Dear Scale, please... have mercy on me.
Let’s be honest. Who hasn’t trembled standing in front of the scale?
Why we have such a complicated relationship with it is one question. For the time being, let’s try to answer a different one: when is it best to weigh yourself?
Monday morning? Don’t torture yourself. Who wants to start the work week feeling guilty about weekend indulgences?
What about Tuesday? Still too early.
Wednesday morning? Maybe...there’s a slight possibility that by Wednesday the “sins” from the weekend will have started to melt away, with the scale delivering a verdict you could accept.
Thursday? Better to avoid it. Usually by the third day of sticking to a strict food plan, we need a little break, and the scale isn’t forgiving.
Friday? Oh, happy Friday... the day our gastronomic sins start reaching the “unforgiveable” stage.
Saturday? Sunday? No comment.
The Verdict typically brings with it an ego blow. In extreme cases, we may lash out at our loved ones (perhaps those who generously cook all those memorable meals for us); in average cases, we may feel the urge to destroy all the mirrors we encounter during the day.
But then there are those rare days when the scale shows us a number we consider a reward for all our sacrifices. In the meantime, we continue to approach it with hesitation, with some variation of the same question always in mind: “What if I already gained back the 1,32 pounds I just lost?”
So now we’ve come to the first tip in my series of slow living advice for The Florentine: treat the scale as a tool, not an enemy.

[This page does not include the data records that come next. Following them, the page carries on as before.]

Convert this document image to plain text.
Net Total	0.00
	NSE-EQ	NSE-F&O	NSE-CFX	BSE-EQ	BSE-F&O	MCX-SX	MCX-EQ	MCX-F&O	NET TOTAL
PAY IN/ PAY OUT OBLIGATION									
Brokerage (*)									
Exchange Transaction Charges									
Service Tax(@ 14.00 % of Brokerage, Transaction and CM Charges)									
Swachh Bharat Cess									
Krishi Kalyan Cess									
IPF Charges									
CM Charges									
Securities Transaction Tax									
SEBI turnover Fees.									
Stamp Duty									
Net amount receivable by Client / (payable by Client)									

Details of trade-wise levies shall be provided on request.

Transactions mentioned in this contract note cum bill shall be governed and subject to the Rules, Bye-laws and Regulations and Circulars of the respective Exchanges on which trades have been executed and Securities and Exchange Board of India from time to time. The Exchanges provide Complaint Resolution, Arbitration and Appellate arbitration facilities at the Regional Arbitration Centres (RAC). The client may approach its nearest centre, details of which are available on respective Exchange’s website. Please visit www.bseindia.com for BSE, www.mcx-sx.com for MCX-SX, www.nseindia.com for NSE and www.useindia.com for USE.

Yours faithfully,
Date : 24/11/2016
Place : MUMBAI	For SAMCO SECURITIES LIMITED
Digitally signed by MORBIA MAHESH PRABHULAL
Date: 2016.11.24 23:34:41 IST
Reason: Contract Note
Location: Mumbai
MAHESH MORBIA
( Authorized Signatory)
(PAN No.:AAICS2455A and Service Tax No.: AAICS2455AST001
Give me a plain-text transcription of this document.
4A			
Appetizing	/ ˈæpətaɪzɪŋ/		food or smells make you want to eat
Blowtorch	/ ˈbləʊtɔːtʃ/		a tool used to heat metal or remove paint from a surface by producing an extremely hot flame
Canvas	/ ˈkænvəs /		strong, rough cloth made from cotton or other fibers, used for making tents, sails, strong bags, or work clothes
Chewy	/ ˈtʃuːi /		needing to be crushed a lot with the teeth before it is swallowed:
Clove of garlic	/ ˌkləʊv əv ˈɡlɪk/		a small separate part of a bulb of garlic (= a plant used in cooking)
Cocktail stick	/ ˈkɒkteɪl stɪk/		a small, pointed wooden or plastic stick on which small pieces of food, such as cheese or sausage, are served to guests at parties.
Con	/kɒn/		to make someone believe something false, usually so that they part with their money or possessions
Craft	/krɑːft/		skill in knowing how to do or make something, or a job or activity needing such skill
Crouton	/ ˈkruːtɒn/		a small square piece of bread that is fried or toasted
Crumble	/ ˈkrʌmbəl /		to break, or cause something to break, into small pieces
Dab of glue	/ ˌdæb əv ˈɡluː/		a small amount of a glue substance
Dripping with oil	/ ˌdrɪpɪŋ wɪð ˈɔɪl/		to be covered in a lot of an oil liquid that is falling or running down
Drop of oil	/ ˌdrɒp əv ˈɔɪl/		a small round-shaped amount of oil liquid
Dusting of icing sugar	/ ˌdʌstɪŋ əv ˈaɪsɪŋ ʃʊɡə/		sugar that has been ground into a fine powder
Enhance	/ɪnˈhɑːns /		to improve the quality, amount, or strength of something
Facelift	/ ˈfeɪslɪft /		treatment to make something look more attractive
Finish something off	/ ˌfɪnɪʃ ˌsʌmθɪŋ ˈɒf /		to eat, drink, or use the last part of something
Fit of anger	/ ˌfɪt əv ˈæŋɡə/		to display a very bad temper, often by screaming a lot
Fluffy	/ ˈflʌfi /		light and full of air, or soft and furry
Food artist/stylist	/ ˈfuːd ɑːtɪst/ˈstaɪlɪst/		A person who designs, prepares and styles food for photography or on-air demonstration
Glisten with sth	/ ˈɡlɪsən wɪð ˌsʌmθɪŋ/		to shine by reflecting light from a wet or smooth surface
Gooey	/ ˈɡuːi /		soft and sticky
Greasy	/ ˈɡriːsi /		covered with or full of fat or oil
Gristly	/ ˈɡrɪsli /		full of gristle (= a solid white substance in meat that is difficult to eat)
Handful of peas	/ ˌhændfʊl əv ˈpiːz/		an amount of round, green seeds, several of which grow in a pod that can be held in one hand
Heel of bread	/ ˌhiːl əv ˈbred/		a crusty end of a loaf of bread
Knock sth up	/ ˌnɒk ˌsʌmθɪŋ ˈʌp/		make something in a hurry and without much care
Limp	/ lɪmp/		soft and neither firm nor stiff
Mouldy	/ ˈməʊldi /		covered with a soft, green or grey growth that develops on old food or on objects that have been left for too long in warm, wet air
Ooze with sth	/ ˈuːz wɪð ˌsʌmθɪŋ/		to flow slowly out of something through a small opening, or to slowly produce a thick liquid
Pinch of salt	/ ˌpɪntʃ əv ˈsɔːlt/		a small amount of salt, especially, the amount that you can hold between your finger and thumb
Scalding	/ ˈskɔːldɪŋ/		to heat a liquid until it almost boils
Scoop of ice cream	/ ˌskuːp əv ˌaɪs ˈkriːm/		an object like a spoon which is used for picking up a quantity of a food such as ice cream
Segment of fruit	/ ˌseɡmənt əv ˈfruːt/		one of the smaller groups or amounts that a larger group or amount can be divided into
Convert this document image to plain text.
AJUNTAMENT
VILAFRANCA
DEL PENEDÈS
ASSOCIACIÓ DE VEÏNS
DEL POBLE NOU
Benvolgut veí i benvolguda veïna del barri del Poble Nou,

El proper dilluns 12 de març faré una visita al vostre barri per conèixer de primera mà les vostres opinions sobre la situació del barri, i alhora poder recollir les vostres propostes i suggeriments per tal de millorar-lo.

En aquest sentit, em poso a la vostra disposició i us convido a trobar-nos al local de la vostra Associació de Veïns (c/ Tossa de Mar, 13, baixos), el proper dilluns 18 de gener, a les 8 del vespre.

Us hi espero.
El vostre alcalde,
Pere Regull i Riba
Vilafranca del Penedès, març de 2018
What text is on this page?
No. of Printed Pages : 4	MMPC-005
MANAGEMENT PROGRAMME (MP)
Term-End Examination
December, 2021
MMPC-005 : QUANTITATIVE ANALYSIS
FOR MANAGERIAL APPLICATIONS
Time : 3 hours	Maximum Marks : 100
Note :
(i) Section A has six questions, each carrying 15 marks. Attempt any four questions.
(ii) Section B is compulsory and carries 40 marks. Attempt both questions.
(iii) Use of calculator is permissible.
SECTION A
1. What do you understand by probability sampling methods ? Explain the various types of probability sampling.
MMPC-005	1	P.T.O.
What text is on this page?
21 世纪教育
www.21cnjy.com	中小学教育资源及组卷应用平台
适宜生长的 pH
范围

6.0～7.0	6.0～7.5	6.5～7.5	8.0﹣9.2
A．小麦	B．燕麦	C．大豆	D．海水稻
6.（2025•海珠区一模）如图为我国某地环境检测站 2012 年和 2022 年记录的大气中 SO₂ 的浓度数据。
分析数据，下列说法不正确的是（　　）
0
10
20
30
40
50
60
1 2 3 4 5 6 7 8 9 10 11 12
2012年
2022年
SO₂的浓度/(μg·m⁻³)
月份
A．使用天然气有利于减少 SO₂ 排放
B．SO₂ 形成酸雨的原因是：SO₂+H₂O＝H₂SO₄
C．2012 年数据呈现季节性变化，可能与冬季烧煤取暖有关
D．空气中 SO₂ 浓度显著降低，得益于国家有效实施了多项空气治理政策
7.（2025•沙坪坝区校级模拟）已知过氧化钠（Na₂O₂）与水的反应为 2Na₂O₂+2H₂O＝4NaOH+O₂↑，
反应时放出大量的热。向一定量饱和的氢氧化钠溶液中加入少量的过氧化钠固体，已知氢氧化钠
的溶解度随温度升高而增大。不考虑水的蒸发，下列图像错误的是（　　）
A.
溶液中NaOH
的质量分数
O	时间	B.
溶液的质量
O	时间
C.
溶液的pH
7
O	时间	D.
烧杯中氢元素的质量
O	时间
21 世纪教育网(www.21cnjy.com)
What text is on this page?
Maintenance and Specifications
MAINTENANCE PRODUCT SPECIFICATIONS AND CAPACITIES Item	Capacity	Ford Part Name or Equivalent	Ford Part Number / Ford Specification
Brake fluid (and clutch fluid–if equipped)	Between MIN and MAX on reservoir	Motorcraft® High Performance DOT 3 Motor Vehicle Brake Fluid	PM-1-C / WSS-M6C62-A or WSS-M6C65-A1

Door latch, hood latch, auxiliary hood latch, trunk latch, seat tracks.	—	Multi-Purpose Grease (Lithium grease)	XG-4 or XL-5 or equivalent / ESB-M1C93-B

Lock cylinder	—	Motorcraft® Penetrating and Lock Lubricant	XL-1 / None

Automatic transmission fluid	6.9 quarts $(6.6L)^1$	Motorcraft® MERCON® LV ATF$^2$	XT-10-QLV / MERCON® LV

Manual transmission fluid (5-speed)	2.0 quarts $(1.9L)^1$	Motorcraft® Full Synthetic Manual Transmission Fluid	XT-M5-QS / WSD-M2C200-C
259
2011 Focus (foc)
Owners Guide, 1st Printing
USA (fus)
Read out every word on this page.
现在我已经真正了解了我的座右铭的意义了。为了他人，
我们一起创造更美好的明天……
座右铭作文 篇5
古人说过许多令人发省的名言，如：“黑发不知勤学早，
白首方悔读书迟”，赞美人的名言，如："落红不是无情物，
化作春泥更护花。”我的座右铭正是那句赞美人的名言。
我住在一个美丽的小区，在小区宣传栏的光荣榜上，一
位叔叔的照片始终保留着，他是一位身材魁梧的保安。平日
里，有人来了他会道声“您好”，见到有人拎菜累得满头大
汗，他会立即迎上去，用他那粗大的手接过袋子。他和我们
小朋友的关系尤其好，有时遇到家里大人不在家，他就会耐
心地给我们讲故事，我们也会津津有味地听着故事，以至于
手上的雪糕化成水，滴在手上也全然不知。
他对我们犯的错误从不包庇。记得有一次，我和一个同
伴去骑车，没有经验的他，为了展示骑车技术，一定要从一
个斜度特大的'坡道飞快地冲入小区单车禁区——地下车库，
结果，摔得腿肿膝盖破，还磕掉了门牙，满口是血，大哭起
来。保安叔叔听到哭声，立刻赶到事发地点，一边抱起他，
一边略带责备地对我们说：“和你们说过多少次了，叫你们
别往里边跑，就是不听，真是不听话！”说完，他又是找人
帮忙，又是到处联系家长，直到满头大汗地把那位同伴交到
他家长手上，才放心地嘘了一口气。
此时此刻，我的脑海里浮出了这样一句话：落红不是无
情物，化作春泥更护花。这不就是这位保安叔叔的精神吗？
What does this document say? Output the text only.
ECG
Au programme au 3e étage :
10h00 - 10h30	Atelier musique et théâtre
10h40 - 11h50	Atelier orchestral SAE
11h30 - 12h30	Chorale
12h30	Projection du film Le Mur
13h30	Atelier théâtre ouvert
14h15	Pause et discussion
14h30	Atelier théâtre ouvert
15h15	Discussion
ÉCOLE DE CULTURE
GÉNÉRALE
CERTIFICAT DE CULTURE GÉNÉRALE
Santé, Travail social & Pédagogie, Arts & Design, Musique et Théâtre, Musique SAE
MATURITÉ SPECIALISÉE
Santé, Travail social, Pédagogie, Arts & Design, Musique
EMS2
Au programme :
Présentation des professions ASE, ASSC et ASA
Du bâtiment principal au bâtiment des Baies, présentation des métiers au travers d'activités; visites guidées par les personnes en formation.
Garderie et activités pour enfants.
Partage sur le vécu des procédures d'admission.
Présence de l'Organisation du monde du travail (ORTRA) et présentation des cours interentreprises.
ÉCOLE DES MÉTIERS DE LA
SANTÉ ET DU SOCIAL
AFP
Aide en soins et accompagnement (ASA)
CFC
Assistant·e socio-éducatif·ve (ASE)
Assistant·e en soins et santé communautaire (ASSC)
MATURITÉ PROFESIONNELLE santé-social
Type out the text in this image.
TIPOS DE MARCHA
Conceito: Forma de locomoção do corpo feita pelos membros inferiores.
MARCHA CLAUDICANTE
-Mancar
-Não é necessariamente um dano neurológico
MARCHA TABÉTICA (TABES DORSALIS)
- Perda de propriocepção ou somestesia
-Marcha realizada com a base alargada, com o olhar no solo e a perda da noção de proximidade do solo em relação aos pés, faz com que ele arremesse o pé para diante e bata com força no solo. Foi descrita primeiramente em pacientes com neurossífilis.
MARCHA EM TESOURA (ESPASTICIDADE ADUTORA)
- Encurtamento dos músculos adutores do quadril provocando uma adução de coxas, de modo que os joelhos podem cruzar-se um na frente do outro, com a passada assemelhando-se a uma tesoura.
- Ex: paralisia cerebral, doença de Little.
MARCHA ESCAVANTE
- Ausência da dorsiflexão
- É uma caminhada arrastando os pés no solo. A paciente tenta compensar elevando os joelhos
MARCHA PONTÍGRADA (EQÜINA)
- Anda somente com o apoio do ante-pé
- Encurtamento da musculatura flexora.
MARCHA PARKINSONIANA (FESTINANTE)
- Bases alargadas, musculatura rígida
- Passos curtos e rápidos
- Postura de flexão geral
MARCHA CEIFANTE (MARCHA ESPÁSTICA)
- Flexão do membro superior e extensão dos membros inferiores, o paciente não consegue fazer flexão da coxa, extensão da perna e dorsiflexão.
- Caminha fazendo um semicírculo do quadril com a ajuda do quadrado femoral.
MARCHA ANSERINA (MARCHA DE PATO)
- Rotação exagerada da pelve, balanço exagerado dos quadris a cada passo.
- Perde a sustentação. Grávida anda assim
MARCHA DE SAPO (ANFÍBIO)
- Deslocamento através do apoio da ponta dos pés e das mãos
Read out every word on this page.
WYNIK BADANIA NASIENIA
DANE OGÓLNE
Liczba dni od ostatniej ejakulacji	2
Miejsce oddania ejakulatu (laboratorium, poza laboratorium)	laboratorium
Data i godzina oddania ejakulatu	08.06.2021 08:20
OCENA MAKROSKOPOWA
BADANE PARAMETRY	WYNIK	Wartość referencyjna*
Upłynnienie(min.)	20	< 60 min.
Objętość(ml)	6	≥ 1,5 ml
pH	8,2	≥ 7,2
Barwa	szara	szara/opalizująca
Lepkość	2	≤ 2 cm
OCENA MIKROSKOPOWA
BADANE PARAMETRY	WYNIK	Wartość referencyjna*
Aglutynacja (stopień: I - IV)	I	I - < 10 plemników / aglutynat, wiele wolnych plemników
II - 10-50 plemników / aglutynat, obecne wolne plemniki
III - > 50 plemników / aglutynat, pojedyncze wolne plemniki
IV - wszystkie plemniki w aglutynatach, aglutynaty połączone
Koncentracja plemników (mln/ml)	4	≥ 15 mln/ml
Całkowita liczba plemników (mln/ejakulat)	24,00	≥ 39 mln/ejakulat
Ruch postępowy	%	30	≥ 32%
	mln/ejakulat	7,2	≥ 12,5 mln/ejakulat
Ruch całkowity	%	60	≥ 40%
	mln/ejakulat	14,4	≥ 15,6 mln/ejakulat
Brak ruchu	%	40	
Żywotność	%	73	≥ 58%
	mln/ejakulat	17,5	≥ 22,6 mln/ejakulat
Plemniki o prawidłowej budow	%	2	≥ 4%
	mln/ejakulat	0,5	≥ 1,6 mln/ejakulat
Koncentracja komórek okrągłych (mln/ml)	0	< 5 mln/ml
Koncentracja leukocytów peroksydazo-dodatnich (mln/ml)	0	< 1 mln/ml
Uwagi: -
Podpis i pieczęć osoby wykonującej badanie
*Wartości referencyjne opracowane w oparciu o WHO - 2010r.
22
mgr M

Instead of wasting energy feeling guilty for putting on some weight (or simply assuming, perhaps mistakenly, that you’ve put on weight), approach your body as a well-equipped, data-emitting GPS. If you take the time to listen to it, and to follow its directions, you can be sure you’ll reach and remain at your ideal weight.
What is the true meaning of eating together?
This is one of our most meaningful human rituals and yet we don’t always treat it as such: eating together should, in part, mean waiting for the other person or people around the table with you before picking up your fork. It goes far deeper than just good manners.
Awareness is key: it is important to realize and recognize together that we will soon be sharing something with people whom, usually, we hold dear to us.
Too often we sit down at the table and people start eating without observing if everyone has all they need, without appreciating the moment together. Lost as we are in our thoughts and to-do lists, we may not even realize we have started eating prematurely ourselves. How can we avoid these all-too-common contemporary experiences and get back to really eating together?
My second tip is table-based: take a moment—just a moment!—with your fellow diners before beginning to eat
as a way of acknowledging the meaning of sharing a meal together. You could give thanks together for the person who prepared the food; take a few seconds to sound off about the scents and colors of the food before you; or simply look each other in the eyes to express gratitude for this peaceful and nourishing moment of rest.
Eating together—really together—is one of the most beautiful “nutrients” that exists.